Portland General Store makes a whole suite of bath and body products, but I wanted to get a whiff of their wild-sourced fragrances. I was pretty intrigued by the names--Whiskey, Bootlegger, and Farmers’--and I was lucky enough to get my mitts on them.

Farmers’

This is my favorite of the trio, which makes me wonder if I’m just a little bit bovine. It starts with pungent notes of cedar, sandalwood, and musk, which I’m normally not crazy about, but it's rounded out quickly by leather, dry hay, sweet herbs, and grass. It has more staying power than most naturally-sourced, alcohol-based scents do, and it wears down to a musky, earthy smell that's sexy as hell on a Pendleton shirt.
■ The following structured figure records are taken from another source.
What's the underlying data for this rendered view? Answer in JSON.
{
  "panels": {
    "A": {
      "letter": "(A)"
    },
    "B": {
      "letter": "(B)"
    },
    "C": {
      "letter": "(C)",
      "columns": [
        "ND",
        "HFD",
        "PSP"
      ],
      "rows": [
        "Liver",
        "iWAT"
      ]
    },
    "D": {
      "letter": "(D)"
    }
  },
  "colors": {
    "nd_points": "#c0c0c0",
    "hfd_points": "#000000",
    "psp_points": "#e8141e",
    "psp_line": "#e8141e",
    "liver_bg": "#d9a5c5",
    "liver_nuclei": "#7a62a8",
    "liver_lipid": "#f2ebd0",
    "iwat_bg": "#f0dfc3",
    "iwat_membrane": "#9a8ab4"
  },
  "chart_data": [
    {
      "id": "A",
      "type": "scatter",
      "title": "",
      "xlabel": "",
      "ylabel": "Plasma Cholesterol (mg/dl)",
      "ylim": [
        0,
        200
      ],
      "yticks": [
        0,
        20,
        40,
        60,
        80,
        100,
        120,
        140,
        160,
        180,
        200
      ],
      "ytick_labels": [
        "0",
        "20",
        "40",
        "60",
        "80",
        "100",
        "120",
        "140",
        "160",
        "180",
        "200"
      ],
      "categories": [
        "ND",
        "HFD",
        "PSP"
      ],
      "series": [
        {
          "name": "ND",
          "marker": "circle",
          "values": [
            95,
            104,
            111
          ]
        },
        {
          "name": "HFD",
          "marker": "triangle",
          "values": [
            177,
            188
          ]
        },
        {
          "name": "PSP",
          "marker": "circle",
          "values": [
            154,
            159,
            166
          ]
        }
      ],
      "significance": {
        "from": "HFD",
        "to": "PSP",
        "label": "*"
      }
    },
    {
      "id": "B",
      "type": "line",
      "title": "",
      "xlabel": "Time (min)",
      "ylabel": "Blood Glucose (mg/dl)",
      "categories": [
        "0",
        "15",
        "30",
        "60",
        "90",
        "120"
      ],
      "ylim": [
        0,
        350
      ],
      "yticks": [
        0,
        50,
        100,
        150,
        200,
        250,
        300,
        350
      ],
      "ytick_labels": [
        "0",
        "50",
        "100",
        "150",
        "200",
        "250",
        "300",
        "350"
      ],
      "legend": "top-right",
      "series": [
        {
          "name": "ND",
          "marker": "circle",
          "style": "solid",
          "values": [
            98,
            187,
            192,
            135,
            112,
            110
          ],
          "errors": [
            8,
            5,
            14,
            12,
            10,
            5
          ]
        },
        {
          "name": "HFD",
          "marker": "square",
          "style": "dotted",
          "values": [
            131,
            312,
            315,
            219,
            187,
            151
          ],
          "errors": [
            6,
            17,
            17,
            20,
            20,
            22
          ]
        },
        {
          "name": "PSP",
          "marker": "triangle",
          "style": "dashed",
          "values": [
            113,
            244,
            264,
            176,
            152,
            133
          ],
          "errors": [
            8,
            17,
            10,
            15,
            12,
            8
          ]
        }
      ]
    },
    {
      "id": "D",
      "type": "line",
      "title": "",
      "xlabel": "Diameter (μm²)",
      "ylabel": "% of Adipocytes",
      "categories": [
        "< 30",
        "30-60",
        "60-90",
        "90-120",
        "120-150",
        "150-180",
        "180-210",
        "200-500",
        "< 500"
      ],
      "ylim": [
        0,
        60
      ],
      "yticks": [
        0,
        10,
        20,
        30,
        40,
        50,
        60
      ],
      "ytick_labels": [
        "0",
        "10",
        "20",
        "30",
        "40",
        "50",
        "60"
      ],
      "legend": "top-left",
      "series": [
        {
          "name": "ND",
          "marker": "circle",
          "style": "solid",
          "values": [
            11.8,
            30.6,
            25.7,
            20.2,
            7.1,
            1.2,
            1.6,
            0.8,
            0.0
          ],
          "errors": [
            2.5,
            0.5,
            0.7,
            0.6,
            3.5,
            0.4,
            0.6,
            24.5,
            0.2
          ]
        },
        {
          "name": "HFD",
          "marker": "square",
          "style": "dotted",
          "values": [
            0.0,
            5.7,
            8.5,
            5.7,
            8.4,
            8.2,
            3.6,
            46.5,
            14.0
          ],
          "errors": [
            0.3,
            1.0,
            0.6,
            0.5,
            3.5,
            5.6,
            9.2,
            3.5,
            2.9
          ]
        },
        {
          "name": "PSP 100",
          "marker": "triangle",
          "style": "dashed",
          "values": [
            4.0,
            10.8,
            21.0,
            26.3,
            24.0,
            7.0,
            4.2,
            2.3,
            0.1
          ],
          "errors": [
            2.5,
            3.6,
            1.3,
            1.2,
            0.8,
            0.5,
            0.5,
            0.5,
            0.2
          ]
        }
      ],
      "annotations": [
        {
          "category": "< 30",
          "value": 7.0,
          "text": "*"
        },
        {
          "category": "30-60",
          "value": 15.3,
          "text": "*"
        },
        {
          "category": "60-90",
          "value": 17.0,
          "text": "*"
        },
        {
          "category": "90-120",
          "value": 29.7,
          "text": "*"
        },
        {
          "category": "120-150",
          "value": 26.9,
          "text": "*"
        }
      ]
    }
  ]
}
Bonus of all bonuses: it didn’t set off my allergies! My only gripe is that the screw-top is a pain to, well, screw with, and the bottle leaked a bit on it’s way to me. But it’s special enough that I might decant it into a diffuser bottle.

Bootlegger

I have to say, this one grew on me. At first it smells like hooch--sharp wood (oak, even?), oriental musk--but on my skin it softens to include notes of vanilla, sugar, citrus, and spice. Hours later, the spice and oak remained, with a hint of musk. I had some guys smell a lineup of fragrances and they picked this as their favorite, whatever that means.  

Whiskey

I would actually consider this scent the most feminine of the three. With a base of amber, evergreen, and hardwoods, its herbal and floral top notes surprised me. It wasn’t overly sweet, but the cleaner, almost fresh facets blended seamlessly with the darker base notes, making it delightfully dimensional. I sprayed some on a favorite wool sweater and the next day it smelled like a glass with just the barest hints of bourbon lingering.

Mainly, I’m really impressed with the complexity of these fragrances. I love a good unisex scent.

  • Do you care if a fragrance is labeled feminine or masculine? 
  • Have you ever considered what your pet thinks of your perfume? 
  • Am I the only one that wants to snuggle these cows? Look at their faces!